Jacek Yerka (nome di battesimo: Jacek Kowalski) è originario della Polonia, precisamente della piccola città di Torun. Ha avuto modo di poter vivere in un luogo risparmiato dai bombardamenti della seconda Guerra Mondiale ed ha assimilato le tracce architettoniche del proprio paese natio e del mondo nord europeo, venendo a contatto con l lavori dei maestri del calibro di Jan van Eyck, Dirck Bouts, Robert Campin, Heyronimus Bosch e Magritte.

“Ho fatto il mio primo dipinto un anno prima di andare all’università, dove ho iniziato a studiare la grafica. I miei istruttori hanno sempre cercato di dipingere nello stile astratto più contemporaneo – ha dichiarato Yerka -, cercando di allontanarmi dal mio fascino per il realismo”.

Dopo essersi laureato in Arte e Grafica nel 1980, si è dedicato alla pittura conseguendo diversi riconoscimenti in varie parti del mondo.

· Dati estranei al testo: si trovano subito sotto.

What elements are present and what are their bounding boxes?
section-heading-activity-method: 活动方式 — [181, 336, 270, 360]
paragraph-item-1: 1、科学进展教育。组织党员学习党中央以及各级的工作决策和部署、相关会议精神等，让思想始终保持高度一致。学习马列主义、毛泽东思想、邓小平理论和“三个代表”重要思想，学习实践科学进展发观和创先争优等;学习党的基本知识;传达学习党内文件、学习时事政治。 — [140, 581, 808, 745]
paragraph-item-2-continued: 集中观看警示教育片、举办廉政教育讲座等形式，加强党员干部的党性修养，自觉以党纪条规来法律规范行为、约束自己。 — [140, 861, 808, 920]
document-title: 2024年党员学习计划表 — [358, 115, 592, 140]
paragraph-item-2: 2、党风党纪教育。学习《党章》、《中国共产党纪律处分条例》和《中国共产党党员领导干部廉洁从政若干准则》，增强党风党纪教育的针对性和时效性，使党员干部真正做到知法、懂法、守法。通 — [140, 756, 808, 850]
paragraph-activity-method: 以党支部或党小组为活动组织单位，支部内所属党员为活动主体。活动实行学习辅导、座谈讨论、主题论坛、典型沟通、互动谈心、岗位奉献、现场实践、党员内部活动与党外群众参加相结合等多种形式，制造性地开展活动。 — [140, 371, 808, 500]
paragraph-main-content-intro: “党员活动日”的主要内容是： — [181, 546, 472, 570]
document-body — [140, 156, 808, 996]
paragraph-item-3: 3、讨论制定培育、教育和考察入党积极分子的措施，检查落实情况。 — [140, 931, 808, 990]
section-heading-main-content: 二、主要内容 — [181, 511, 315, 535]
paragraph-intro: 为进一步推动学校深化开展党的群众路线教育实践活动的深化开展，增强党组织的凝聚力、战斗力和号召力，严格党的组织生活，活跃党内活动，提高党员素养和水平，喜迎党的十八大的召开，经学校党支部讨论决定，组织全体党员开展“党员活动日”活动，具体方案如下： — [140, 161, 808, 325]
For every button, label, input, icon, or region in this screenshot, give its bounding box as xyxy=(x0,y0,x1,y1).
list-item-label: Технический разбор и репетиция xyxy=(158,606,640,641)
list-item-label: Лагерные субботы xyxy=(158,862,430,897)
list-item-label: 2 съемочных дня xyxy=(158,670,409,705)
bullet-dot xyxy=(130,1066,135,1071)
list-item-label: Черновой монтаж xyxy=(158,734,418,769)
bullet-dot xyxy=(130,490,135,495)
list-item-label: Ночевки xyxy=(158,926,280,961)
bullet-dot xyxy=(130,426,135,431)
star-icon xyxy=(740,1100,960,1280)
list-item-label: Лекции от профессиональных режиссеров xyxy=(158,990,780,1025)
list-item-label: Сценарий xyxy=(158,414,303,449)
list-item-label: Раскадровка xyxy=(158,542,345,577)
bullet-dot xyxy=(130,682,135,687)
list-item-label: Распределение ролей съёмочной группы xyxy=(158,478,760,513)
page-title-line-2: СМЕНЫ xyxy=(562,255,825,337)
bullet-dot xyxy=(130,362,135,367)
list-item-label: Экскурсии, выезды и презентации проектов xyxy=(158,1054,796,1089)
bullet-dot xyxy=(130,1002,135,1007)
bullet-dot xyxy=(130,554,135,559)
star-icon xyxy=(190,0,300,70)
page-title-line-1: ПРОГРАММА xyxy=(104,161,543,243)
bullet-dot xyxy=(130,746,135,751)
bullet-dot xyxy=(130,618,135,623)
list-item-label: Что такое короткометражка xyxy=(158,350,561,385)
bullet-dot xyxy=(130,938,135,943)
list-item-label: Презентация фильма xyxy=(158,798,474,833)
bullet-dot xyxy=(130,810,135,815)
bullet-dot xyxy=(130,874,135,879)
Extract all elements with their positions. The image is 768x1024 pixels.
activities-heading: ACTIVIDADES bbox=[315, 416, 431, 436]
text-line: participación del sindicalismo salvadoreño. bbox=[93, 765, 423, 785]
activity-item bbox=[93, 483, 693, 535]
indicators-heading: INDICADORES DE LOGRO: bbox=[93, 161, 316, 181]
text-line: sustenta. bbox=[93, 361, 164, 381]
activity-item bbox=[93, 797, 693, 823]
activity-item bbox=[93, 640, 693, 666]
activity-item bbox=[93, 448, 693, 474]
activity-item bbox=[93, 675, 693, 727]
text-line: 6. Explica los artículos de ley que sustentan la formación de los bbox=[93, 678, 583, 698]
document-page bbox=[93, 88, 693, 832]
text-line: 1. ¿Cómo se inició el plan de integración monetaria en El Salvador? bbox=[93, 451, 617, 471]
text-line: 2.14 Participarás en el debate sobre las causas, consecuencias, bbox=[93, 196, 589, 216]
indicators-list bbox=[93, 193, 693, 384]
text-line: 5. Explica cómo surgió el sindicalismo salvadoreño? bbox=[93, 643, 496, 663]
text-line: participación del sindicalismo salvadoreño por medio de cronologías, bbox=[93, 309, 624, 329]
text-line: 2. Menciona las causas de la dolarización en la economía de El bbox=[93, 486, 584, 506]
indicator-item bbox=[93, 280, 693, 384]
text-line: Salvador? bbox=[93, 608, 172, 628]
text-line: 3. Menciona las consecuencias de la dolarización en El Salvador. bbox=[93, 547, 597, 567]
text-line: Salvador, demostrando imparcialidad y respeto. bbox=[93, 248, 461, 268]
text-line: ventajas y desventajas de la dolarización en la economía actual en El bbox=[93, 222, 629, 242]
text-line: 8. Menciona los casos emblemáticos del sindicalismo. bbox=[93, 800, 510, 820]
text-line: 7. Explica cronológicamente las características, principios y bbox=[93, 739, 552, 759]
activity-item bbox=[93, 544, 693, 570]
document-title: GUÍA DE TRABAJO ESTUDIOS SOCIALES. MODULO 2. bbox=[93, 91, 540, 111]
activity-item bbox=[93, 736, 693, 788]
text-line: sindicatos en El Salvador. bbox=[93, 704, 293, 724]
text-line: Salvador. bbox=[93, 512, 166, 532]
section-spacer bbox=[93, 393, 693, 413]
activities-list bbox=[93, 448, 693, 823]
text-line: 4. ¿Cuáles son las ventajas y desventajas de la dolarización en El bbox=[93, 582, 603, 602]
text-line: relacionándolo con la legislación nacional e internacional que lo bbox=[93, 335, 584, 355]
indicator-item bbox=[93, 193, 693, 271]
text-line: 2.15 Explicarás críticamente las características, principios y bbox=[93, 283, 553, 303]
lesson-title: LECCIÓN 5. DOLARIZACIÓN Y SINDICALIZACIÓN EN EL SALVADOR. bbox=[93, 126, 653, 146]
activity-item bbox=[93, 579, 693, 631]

Di fronte ai suoi dipinti possiamo parlare, senza ombra di dubbio, di surrealismo. In essi prendono vita mondi fantastici contraddistinti da una cura maniacale dei dettagli, dalle ombre alle singole variazioni di colore, dalla prospettiva alle simmetrie e non è un caso. Gli anni ’50, quelli della sua infanzia, hanno finito per tornare sempre nel suo immaginario artistico, con piccoli animali e paesaggi che animano visioni di insieme più complesse e del tutto naturali. Da Bambino era iperattivo e riusciva ad esprimersi più chiaramente solo attraverso la scultura e il disegno. Osservando la sua produzione possiamo ritrovare facilmente paesi rurali della Polonia, boschi, spazi domestici, come quello della nonna, mai dimenticati.